‘Short–term dynamic therapy and the development of defense mechanisms’. Workshop met Ge. Vaillant en L. McCullough, Amersfoort, 28/29 maart 1993

Tijdschrift voor Psychotherapie
© Bohn Stafleu van Loghum 1994
10.1007/BF03079184

Gehoord

‘Short–term dynamic therapy and the development of defense mechanisms’. Workshop met Ge. Vaillant en L. McCullough, Amersfoort, 28/29 maart 1993

H. L. Van  Contact Information

(1) 

Samenvatting  
Het psychiatrisch centrum Zon en Schild organiseert sedert vijf jaar onder de titel ‘Psychiatrie in progressie’ een nascholingsprogramma waarin ruim aandacht gegeven wordt aan recente ontwikkelingen op het vakgebied van de psychotherapie.

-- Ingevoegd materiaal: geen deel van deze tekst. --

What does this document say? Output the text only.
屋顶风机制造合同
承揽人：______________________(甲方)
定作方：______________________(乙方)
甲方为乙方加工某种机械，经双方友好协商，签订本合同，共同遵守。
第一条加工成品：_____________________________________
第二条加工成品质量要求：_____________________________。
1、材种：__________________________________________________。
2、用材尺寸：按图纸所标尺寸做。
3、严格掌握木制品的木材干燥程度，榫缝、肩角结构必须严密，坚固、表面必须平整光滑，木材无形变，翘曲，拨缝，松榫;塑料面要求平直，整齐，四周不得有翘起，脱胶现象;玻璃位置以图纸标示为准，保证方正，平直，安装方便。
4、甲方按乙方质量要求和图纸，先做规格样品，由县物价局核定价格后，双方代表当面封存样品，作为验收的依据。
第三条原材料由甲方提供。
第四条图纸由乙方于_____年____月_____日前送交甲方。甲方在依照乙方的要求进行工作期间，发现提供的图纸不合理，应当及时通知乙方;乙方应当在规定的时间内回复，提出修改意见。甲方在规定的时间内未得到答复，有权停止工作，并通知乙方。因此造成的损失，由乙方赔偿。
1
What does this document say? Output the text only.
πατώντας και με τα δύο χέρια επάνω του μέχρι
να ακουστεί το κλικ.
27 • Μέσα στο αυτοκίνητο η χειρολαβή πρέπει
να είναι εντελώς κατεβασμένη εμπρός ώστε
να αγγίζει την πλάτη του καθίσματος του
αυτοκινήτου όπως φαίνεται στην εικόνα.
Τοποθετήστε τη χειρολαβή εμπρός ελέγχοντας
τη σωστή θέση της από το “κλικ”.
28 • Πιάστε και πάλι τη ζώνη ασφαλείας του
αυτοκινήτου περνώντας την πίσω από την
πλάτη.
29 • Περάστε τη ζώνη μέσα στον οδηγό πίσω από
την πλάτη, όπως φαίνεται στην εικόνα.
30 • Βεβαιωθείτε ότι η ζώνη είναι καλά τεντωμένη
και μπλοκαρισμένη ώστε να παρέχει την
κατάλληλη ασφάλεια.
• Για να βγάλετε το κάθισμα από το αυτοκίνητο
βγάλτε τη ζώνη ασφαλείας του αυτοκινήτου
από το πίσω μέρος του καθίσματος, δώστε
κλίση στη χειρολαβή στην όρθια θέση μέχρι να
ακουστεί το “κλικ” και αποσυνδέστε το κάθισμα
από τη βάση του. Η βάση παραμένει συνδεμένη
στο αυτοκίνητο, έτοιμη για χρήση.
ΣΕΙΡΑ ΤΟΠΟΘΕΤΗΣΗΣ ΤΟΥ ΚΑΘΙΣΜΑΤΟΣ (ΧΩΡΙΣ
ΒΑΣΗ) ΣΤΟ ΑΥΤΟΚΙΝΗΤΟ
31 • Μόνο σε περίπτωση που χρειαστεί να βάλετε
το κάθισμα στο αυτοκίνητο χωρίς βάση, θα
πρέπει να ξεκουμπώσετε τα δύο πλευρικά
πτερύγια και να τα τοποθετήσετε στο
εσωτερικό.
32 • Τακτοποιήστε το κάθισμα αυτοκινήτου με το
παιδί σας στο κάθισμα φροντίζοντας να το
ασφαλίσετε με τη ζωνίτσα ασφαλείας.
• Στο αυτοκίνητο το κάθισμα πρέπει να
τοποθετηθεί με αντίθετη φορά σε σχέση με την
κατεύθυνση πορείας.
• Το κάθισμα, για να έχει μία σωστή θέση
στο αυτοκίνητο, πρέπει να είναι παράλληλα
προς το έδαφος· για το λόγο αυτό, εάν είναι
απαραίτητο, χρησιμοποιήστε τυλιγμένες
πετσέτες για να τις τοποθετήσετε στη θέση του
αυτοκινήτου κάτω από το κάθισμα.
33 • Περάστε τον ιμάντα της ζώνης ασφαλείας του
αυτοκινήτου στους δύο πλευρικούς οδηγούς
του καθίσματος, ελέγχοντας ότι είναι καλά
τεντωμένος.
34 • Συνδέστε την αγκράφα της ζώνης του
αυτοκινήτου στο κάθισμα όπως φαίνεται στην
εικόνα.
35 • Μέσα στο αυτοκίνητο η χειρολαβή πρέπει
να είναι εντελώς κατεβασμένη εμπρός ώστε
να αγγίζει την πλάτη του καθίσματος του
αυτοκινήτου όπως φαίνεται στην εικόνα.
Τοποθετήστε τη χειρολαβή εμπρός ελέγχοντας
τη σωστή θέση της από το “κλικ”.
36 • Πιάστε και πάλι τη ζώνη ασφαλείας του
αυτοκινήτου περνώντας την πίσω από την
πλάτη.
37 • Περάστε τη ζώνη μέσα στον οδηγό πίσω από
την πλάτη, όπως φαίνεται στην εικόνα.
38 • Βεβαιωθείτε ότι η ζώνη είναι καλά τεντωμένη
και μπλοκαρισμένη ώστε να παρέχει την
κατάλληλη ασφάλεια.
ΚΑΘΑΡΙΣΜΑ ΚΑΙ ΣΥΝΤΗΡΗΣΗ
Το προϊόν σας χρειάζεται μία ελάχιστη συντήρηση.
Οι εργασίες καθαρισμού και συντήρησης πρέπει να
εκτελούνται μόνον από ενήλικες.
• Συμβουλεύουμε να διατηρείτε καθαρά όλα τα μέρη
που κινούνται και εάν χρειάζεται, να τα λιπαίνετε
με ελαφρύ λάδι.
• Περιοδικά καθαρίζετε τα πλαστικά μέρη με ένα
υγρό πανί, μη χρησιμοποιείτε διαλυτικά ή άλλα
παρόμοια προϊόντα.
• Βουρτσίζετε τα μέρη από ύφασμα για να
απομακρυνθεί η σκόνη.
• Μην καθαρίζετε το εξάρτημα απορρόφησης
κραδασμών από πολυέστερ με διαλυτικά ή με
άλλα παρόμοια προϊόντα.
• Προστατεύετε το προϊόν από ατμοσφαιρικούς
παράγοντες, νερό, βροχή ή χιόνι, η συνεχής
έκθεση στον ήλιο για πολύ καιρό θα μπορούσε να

In het kader van dit programma worden een aantal malen per jaar één– of tweedaagse work–shops gehouden met circa vijftig deelnemers, waarvoor men zich telkens apart in kan tekenen. Geregeld weten de organisatoren gerenommeerde onderzoekers en therapeuten naar Nederland te trekken. Ditmaal stonden de afweermechanismen centraal in een workshop gegeven door George E. Vaillant en Leigh McCullough, beiden momenteel werkzaam in Boston, Massachusetts. Vaillant publiceert reeds tientallen jaren over afweer.
H.L. Van, psychiater, is werkzaam op Polikliniek Noord, Psychiatrisch Ziekenhuis Amsterdam, en op de afdeling Medische Psychologie en Psychotherapie, Erasmus Universiteit Rotterdam.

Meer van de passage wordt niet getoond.